Zijn graf was open en sprak niet van de dood, maar van de overwinning op de dood. De dodelijke strik is gebroken! ‘Die in Mij gelooft, zal leven, al ware hij ook gestorven’, zegt Hij. Hij roept en stelt daardoor in die realiteit (ook al zinken wij met Petrus dikwijls weg in de golven), waar de dood overwonnen is! Daar aan de andere zijde is de rust voor pelgrims. Daar worden voor altijd de tranen van hun ogen gewist… door God Zelf! Maar hier, hier reeds, geeft Hij in die realiteit de moeden kracht en bedeelt Hij niet met de geest der vreesachtigheid, maar met de Geest der kracht en der liefde en der gematigdheid (vers 7). Dat geeft rust, een onuitsprekelijke rust (die niet als baren van de zee op en neder geworpen wordt).

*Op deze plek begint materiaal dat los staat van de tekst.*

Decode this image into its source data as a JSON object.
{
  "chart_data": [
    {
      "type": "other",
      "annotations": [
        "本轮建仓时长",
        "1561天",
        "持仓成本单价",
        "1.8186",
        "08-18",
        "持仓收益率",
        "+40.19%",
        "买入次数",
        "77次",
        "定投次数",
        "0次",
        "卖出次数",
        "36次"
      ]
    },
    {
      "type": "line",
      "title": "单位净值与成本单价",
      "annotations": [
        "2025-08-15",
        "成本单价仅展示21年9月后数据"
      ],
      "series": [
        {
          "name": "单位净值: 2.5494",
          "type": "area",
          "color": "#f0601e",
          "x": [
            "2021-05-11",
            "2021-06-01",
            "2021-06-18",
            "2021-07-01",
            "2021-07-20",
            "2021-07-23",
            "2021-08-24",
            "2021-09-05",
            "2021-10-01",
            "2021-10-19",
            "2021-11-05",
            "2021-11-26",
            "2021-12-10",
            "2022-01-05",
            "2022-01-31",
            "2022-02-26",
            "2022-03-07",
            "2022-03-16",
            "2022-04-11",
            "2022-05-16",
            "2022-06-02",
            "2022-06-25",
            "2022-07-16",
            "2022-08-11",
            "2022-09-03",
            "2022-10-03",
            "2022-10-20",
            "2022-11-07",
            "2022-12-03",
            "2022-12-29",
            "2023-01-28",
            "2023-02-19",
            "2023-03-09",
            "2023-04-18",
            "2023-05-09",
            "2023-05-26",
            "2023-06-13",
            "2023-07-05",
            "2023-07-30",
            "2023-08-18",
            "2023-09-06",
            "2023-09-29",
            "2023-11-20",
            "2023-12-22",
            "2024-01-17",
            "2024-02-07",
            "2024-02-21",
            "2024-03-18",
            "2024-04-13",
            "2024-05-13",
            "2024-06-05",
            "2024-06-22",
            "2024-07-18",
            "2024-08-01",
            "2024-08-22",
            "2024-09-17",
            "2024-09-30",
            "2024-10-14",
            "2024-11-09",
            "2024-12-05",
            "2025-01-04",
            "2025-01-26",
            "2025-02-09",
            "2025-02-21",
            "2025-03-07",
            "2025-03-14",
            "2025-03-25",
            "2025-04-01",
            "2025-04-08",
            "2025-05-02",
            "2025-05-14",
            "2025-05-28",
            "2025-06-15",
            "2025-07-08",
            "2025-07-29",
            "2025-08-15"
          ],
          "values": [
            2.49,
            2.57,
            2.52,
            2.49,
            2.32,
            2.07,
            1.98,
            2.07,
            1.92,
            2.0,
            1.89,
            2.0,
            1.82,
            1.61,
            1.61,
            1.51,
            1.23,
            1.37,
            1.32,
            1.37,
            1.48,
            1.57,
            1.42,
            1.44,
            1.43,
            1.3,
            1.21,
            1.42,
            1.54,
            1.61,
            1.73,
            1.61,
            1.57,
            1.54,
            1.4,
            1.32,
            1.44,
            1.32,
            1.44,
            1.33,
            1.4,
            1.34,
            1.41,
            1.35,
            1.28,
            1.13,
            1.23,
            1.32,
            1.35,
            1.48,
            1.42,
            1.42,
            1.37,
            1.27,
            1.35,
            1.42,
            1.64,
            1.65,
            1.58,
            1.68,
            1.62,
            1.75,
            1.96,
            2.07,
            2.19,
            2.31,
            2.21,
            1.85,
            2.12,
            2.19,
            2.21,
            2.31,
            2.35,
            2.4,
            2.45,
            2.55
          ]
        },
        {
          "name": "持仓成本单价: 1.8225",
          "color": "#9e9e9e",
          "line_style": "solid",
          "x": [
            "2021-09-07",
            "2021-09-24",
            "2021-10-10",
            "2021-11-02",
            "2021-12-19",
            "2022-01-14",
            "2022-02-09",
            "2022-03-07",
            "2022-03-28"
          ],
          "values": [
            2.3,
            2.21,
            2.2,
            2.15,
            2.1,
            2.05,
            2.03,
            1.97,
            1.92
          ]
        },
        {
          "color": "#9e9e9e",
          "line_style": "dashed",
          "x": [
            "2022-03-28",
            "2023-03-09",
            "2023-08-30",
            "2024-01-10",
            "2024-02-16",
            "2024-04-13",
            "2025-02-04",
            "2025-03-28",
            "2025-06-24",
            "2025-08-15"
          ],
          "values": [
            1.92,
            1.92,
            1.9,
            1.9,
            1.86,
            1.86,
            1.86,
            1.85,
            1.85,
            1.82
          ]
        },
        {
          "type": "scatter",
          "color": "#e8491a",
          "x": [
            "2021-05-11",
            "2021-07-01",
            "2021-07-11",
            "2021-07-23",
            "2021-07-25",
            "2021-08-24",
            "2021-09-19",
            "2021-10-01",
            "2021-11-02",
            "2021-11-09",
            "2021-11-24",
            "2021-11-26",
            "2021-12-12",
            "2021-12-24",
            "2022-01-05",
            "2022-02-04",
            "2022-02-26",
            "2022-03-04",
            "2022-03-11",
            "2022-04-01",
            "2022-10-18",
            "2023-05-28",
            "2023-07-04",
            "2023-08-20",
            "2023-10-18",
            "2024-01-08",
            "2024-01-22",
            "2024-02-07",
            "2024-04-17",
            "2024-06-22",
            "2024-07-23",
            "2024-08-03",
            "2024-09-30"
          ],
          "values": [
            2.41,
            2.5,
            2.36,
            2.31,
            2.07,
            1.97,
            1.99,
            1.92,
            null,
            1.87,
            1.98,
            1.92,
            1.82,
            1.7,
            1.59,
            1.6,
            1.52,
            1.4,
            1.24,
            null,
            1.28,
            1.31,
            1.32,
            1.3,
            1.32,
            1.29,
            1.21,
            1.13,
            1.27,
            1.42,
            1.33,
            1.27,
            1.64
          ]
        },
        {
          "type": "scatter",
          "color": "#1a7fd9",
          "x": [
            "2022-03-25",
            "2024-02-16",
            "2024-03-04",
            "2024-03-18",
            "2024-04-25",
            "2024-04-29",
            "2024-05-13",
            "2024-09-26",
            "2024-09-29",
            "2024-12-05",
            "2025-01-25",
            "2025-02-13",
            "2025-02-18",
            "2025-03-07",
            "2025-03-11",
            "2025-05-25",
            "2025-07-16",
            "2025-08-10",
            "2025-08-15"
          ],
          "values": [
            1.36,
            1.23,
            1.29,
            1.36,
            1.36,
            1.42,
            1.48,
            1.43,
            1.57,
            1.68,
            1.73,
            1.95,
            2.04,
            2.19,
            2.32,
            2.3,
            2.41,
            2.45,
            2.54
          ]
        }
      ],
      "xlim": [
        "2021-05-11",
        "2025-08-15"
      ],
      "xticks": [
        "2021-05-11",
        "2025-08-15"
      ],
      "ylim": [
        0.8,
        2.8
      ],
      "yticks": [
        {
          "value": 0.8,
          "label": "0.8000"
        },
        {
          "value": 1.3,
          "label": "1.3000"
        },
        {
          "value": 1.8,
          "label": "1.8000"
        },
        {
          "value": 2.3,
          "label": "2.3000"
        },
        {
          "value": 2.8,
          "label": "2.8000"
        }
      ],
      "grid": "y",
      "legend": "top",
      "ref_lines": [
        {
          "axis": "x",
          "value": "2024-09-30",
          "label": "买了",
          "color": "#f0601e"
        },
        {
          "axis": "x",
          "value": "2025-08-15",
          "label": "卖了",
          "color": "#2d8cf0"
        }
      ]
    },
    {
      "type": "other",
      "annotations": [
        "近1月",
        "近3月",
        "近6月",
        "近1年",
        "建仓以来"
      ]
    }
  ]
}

Dan kun je ogenschijnlijk misschien alleen staan in de naar wereldse maatstaven bespottelijke zaak van de Gekruisigde (‘In mijn eerste verantwoording is niemand bij mij geweest’), in de steek gelaten en verraden door hen die medestrijders zouden moeten zijn (allen die in Azië zijn, hebben zich van mij afgewend), maar van de weegschaal van het lijden vult God die andere schaal met de tegenwoordigheid van Jezus Christus, Die dood was en Hij leeft: ‘Ik ben met ulieden al de dagen tot de voleinding der wereld’. Dat geeft zoveel rust en daarmee zoveel moed, zoveel moed om in deze wereld de kruisbanier van de Gekruiste op te heffen: ‘want ik weet Wien ik geloofd heb!’ (vers 12). Dan kan de loopbaan tot het einde gelopen worden. Dat kan… door Hem!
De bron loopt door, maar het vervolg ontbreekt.